Bees4life

Best Plants for Bees and Butterflies in Florida

 

 

Summer is approaching and if you are a garden freak then you must be thinking about potential additions to your lawn. Specifically, this time of year is perfect for giving a try to new blooms and while you are at it, you can also help the planet.
The population of Bees has plummeted in recent years and these little guys are unconditionally crucial to the health of over 150 crops all over the country. By trying and selecting bee-friendly plants or even pollinators, you are actually helping them sustain a healthy population.
Florida is known as paradise for butterflies and those wishing to nurture plants to attract the fluttering attractiveness to their garden. Butterfly gardens not only attract these beneficial pollinators but also add year-round color to the scenery and help the home-grown ecosystem remain healthy.
Either you are looking for a specific flower shade, plant size or ones tolerating specific conditions, there are butterfly plants enhancing your taste and butterfly garden design.
In this guide we will let you know basic butterfly gardening guidelines and some small details on common butterfly-attracting shrubberies that will have your Florida garden ablaze in shade and flamboyant fluttering wings.
So have a look and bloom your backyard.

What to see before planting flowers for Bees?

When choosing plants for your butterfly garden, always ponder the specific plant’s cultural preferences like favored light, soil conditions and moisture compared to the chosen area in your countryside. In addition, always try to grow multiple plants together that have comparable needs to prevent potential growth glitches.

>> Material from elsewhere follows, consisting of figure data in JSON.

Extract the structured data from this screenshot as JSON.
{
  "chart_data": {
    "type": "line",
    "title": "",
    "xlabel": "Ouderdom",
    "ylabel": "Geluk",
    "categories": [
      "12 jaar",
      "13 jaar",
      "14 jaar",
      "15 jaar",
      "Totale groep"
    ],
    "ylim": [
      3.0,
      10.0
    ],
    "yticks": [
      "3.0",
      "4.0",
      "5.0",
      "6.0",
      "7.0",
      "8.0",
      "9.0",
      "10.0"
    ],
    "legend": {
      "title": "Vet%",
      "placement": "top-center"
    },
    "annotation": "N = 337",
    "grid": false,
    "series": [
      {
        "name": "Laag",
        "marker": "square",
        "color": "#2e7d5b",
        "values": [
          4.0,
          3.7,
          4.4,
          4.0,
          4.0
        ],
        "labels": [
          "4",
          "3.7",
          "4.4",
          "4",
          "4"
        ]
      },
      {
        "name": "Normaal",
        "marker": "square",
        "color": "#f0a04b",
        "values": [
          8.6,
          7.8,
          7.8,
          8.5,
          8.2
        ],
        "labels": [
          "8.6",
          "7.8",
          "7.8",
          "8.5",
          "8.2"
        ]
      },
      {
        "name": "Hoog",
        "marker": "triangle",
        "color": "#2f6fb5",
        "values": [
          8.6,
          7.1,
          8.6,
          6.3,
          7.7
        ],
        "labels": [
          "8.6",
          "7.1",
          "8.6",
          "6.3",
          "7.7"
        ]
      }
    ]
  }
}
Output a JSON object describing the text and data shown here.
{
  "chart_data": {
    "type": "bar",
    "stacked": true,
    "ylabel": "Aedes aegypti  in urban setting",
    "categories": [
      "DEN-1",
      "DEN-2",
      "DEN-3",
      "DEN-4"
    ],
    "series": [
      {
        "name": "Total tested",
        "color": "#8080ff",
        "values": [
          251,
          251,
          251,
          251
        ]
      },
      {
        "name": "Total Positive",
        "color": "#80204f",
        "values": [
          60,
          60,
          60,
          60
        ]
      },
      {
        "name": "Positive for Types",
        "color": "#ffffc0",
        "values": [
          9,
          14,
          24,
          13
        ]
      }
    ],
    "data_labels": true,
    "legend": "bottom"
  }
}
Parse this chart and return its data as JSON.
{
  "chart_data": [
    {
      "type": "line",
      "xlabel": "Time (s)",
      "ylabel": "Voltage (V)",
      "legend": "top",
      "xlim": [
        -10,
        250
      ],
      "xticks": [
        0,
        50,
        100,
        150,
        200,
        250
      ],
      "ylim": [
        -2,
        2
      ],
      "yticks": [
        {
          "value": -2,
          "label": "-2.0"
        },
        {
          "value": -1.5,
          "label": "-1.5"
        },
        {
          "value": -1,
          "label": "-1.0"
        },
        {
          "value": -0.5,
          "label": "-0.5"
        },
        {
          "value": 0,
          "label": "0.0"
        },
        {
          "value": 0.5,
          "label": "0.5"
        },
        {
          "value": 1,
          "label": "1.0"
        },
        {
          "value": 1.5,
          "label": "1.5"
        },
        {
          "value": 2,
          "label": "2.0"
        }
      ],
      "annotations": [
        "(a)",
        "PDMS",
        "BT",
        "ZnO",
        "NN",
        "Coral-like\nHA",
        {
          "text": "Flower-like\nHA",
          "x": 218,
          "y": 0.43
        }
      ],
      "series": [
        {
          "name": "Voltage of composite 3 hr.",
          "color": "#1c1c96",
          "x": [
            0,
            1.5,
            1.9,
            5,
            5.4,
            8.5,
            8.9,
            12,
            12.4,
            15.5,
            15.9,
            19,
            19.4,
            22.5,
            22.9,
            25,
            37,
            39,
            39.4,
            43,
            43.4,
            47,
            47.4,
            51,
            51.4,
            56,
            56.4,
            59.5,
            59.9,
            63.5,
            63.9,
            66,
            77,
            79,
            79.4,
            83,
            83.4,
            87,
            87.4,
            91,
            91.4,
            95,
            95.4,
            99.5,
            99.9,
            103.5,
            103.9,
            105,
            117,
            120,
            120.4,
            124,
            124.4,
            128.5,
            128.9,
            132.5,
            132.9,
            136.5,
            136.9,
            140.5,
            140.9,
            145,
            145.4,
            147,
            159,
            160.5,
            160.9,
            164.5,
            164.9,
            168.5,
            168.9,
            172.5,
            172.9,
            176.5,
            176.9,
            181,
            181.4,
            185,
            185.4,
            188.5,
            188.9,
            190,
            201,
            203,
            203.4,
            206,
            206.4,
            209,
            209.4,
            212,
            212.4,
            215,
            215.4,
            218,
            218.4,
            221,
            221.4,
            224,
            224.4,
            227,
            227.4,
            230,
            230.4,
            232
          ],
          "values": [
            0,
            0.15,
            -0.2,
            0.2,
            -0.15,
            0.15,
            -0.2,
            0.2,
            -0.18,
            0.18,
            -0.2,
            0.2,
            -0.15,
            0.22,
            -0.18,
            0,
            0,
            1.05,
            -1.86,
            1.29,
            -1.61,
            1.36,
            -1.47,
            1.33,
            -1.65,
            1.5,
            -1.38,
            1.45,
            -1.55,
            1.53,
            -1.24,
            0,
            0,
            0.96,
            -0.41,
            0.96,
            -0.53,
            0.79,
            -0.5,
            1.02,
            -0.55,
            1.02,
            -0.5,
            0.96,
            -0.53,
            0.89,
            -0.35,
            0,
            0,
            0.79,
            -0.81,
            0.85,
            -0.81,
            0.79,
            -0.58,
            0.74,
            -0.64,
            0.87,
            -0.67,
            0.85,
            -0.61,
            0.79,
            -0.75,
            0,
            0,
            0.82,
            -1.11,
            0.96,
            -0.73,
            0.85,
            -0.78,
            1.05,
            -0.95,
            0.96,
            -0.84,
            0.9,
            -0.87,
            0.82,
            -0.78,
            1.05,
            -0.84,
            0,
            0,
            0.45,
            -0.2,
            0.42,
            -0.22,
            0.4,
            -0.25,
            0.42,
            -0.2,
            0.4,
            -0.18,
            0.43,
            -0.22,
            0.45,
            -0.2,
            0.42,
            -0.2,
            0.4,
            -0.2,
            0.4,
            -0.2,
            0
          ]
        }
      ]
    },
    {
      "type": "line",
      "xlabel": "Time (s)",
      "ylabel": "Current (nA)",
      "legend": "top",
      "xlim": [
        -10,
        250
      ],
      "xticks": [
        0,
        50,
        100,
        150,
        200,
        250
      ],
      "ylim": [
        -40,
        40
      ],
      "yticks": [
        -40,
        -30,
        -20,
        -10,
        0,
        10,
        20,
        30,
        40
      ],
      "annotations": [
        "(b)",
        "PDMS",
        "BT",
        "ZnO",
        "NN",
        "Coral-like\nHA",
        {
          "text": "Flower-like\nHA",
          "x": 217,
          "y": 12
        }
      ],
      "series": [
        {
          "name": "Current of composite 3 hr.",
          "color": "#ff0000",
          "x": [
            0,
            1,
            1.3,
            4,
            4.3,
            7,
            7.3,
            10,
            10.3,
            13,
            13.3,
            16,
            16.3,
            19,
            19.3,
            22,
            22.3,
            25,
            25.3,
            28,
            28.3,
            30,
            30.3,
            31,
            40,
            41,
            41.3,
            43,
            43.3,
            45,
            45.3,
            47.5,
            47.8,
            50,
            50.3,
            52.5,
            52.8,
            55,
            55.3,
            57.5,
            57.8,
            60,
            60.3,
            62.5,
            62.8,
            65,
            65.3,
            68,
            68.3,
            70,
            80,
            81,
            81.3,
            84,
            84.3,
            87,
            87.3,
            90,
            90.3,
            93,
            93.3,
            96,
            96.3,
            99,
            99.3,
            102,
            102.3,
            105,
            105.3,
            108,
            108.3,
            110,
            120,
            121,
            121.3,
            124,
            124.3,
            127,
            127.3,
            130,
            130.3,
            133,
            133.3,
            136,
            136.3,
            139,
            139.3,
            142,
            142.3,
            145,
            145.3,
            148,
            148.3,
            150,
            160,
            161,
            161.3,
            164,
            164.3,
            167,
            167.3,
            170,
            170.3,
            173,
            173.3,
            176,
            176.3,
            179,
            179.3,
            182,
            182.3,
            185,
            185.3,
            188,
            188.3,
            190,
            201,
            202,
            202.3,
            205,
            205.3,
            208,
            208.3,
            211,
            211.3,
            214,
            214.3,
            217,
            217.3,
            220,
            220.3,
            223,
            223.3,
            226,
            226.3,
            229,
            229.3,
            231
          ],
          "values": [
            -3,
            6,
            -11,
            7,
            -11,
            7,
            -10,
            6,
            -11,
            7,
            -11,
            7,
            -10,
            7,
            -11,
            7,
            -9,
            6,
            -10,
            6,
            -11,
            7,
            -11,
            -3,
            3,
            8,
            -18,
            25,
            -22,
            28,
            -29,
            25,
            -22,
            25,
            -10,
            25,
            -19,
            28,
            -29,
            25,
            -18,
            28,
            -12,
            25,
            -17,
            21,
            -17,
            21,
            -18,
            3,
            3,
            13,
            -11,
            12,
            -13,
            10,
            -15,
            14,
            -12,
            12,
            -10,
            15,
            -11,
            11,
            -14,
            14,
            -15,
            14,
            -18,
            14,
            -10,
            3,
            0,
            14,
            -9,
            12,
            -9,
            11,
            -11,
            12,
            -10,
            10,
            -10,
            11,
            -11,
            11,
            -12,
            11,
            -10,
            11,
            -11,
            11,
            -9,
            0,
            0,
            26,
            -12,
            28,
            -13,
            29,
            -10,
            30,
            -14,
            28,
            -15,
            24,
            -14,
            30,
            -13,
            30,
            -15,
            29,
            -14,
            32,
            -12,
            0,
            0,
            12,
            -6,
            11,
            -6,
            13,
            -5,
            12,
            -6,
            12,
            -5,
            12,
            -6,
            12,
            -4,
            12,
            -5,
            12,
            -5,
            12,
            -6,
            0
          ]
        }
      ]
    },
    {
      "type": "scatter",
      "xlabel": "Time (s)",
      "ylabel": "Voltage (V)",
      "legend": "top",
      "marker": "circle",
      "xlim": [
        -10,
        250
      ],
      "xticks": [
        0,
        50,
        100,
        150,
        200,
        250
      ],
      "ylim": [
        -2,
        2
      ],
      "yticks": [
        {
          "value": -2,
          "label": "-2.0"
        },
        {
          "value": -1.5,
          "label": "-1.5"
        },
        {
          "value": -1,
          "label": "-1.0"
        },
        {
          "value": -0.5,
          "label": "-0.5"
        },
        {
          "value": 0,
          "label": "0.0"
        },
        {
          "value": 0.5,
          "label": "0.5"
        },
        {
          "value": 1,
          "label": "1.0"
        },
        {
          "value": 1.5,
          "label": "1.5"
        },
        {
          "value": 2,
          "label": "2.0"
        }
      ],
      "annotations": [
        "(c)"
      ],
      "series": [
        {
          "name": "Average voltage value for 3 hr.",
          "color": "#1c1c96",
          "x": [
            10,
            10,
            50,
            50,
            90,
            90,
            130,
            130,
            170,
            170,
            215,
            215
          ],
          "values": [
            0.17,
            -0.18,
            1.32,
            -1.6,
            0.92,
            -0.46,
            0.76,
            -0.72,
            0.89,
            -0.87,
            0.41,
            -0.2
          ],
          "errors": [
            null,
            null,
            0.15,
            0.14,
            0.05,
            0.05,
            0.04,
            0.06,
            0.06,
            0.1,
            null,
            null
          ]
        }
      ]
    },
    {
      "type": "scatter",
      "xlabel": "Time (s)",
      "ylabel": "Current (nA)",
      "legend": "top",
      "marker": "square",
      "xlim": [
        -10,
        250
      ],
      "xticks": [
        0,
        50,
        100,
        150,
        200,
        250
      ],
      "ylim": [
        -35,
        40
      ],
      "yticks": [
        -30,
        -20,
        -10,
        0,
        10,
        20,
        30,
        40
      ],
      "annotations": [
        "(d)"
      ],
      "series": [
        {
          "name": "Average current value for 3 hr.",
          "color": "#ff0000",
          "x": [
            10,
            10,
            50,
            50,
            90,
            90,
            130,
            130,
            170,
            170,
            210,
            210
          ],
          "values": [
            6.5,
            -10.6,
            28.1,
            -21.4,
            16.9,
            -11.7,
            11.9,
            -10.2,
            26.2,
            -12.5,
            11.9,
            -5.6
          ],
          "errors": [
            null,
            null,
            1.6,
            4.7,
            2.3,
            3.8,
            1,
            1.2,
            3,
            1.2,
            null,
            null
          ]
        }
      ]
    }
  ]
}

Plants for Bees and Butterflies

Coming on to our main topic, if you really want to have a gorgeous garden, try planting a range of bee-friendly flowers in your yard. Here are some good options to consider:

 

Black-Eyed Susan

These native wildflowers of Florida are indeed cheery and bright when they are planted. They are very easy to plant as they can easily survive and stand against droughts, and are preferred by bees and butterflies alike. The perennial grows quite well in almost all areas of the state, thriving in full scorching sun and a variety of well-drained soils. It is also a wise choice for seaside gardens as the plant is salt- and drought-tolerant.
In short, these blooms are due finest in a sunny, well-drained area of your orchard and be sure to deadhead for more profuse flourishing.
On the contrary, there are plants, which usually are used to repel bees.

 

 

Bottlebrush

These are very good options for those who want a larger shrub that attracts butterflies as well as hummingbirds especially in Central and South Florida. These evergreen plants produce powerful red flower spikes, flourishing spring through fall adding shade to the landscape almost all year-round.
These Bottlebrush flowers grow perfectly in full heated sun and in a variety of well-drained soils and even they are salt- and drought-tolerant. Another good thing about this is that the growers have clear choices in an upright or weeping variety that generates the exact colorful blooms and the upright form grows up to 20 feet high and wide.

 

Coral Honeysuckle

This coral and vibrant option which is also a native of Florida is generally known by its lively coral or orange, tubular flowers. This amazing vine is just perfect for jazzing up an appropriate fence and bees prosper off their ultra-sweet pollen.
Furthermore, this Coral honeysuckle is also excessive for extensive land coverage and can aid and prevent erosion control. These trumpet floras may also attract some of the hummingbirds to your yard.

 

 

 

Butterfly Bush

These flowers do exactly like their name suggests, which means they entice a great number of butterflies as well as bees to the orchard. The perennial fills do not remain evergreen all the time but still these fragrant flower clusters that can be approximately 2 feet long and contingent on the cultivar, can even be a beautiful shade of purple, white or pink.
Keep in mind that nematodes, rust and mites cause problems when they are planted in Florida but still for the best results and least number of complications, grow butterfly bushes in containers and place them in full sun. Lastly, they do have a low tolerance to salt spray and as well as for drought.

 

 

Marigolds

This is also a very convenient option for you as no one can go wrong with the classic marigolds. Their easy-handling and easy-blooming are perhaps the ultimate qualities that are making them very popular in gardens of Central Florida. They are also very safe as they rarely attract uninvited creatures or disease. There is one thing they are certainly attracted to and that is their beloved honey bee and butterflies. These summer blooms come in a wide variety of bright oranges and yellows.
If you want good results and want the flowers actually to poop, then try planting these with a darker leaf plant. They are frequently used as a good source of ground coverage beneath trees or throughout your flower beds and tend to be most effective in attracting bees when planted in great numbers.

 

Lavender

During our research we also find out that bees see in the ultraviolet color spectrum and due to this they are more attracted towards purple flowers. Apart from this these flower colors generate the highest amount of nectar in a flower cluster, thus making them an excellent addition to your patch for the season.
As they are tough and drought resistant, they provide bees and other insects with the nectar they require to do their job best. They are also a perfect option to consider due to their exceptionally rich purple bloom clusters and as well as long flowering range.
The cherry on the top is that it has a lovely smell and can provide many other uses and benefits to humans.